Looming investigations into Newsweek Media Group’s finances have demoralized the legacy magazine’s staff and left a cloud of doubt over the company’s long-term future. But now the company faces another more immediate issue: Whether it can stay in its New York headquarters.
Guardian Life Insurance, the sub-landlord for the company’s downtown Manhattan office, informed International Business Times Inc. in late November that it owed several hundred thousand dollars representing “unpaid, delinquent rent and additional rent.”
According an affidavit filed in New York County court in mid February, Guardian claims IBT currently owes the landlord $303,466 in rent.
The Daily Beast reached out to Newsweek prior to the publication of this story.

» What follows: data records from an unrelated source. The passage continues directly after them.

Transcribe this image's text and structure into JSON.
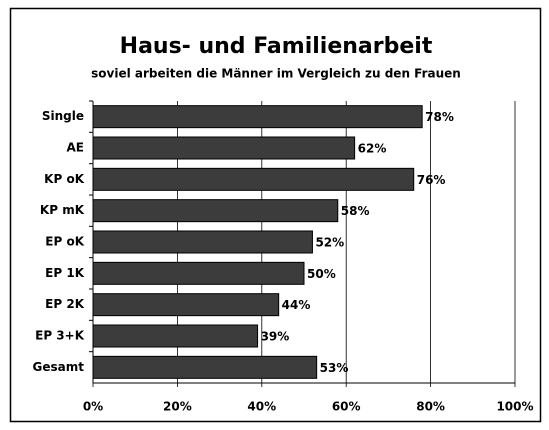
{
  "chart_data": {
    "type": "bar",
    "orientation": "horizontal",
    "title": "Haus- und Familienarbeit",
    "subtitle": "soviel arbeiten die Männer im Vergleich zu den Frauen",
    "categories": [
      "Single",
      "AE",
      "KP oK",
      "KP mK",
      "EP oK",
      "EP 1K",
      "EP 2K",
      "EP 3+K",
      "Gesamt"
    ],
    "values": [
      78,
      62,
      76,
      58,
      52,
      50,
      44,
      39,
      53
    ],
    "value_labels": [
      "78%",
      "62%",
      "76%",
      "58%",
      "52%",
      "50%",
      "44%",
      "39%",
      "53%"
    ],
    "color": "#3c3c3c",
    "xlim": [
      0,
      100
    ],
    "xticks": [
      {
        "value": 0,
        "label": "0%"
      },
      {
        "value": 20,
        "label": "20%"
      },
      {
        "value": 40,
        "label": "40%"
      },
      {
        "value": 60,
        "label": "60%"
      },
      {
        "value": 80,
        "label": "80%"
      },
      {
        "value": 100,
        "label": "100%"
      }
    ],
    "grid": true
  }
}
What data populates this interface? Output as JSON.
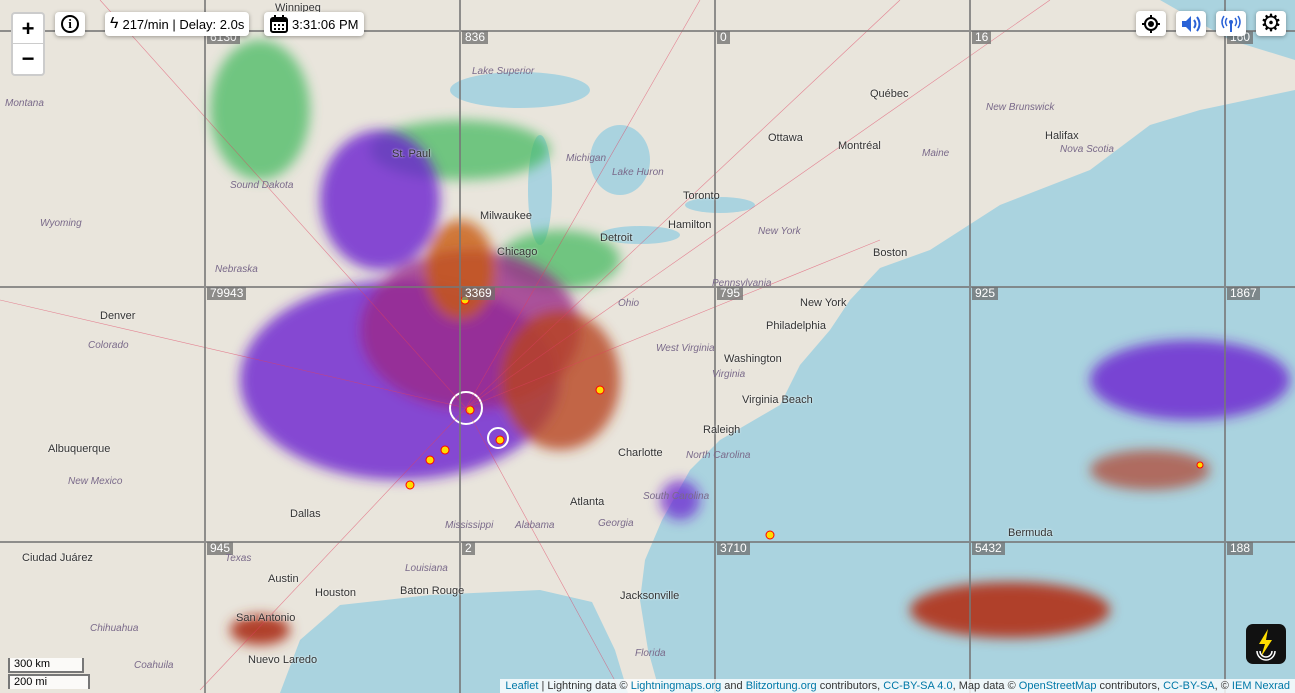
{
  "controls": {
    "zoom_in": "+",
    "zoom_out": "−",
    "rate": "217/min | Delay: 2.0s",
    "time": "3:31:06 PM"
  },
  "icons": [
    "info-icon",
    "lightning-icon",
    "calendar-icon",
    "locate-icon",
    "sound-icon",
    "station-icon",
    "gear-icon",
    "lightningmaps-logo-icon"
  ],
  "grid_labels": [
    [
      "6130",
      "836",
      "0",
      "16",
      "160"
    ],
    [
      "79943",
      "3369",
      "795",
      "925",
      "1867"
    ],
    [
      "945",
      "2",
      "3710",
      "5432",
      "188"
    ]
  ],
  "cities": [
    "Winnipeg",
    "Québec",
    "Ottawa",
    "Montréal",
    "Toronto",
    "Hamilton",
    "Detroit",
    "Milwaukee",
    "Chicago",
    "Denver",
    "New York",
    "Philadelphia",
    "Washington",
    "Virginia Beach",
    "Raleigh",
    "Charlotte",
    "Atlanta",
    "Boston",
    "Halifax",
    "Albuquerque",
    "Ciudad Juárez",
    "Austin",
    "Houston",
    "Baton Rouge",
    "Jacksonville",
    "Nuevo Laredo",
    "San Antonio",
    "Bermuda",
    "Dallas",
    "St. Paul"
  ],
  "regions": [
    "Montana",
    "Wyoming",
    "Nebraska",
    "Colorado",
    "New Mexico",
    "Texas",
    "Mississippi",
    "Alabama",
    "Georgia",
    "Louisiana",
    "Florida",
    "Chihuahua",
    "Coahuila",
    "North Carolina",
    "South Carolina",
    "Virginia",
    "West Virginia",
    "Ohio",
    "Pennsylvania",
    "New York",
    "Maine",
    "Michigan",
    "Lake Superior",
    "Lake Huron",
    "New Brunswick",
    "Nova Scotia",
    "Sound Dakota"
  ],
  "scale": {
    "km": "300 km",
    "mi": "200 mi"
  },
  "attribution": {
    "leaflet": "Leaflet",
    "t1": " | Lightning data © ",
    "lm": "Lightningmaps.org",
    "t2": " and ",
    "bo": "Blitzortung.org",
    "t3": " contributors, ",
    "cc1": "CC-BY-SA 4.0",
    "t4": ", Map data © ",
    "osm": "OpenStreetMap",
    "t5": " contributors, ",
    "cc2": "CC-BY-SA",
    "t6": ", © ",
    "iem": "IEM Nexrad"
  },
  "colors": {
    "ocean": "#aad3df",
    "land": "#e9e5dc",
    "strike_new": "#ffdd00",
    "strike_mid": "#d2691e",
    "strike_old": "#6a1fd0",
    "grid": "#777777"
  }
}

After its publication, Newsweek provided comment: “Newsweek Media Group’s landlord discontinued all proceedings and withdrew all notices against the company. Newsweek Media Group is up to date on all rental payments.” When asked to provide documentation or clarification proving that, the spokesperson declined.
Considering the history between the Daily Beast and Newsweek, the exchange has a certain amusement value to it.
The documents showed that the company did not pay rent promptly for both November and December 2017 for its fifth- and partial sixth-floor spaces at 7 Hanover Square, resulting in $138,530 in unpaid rent alone.
And that rent was the tip of the iceberg.
The company had stopped paying other bills months ago, racking up what Guardian claimed in early December as an additional $309,229 invoice for various utilities and fees.
IBT stopped paying its electric bill in July 2016, stopped paying for condensed water in September 2016, and lagged in paying rent on-time every month since July 2016—resulting in thousands of dollars worth of late fees.
That’s the last sign before a complete collapse.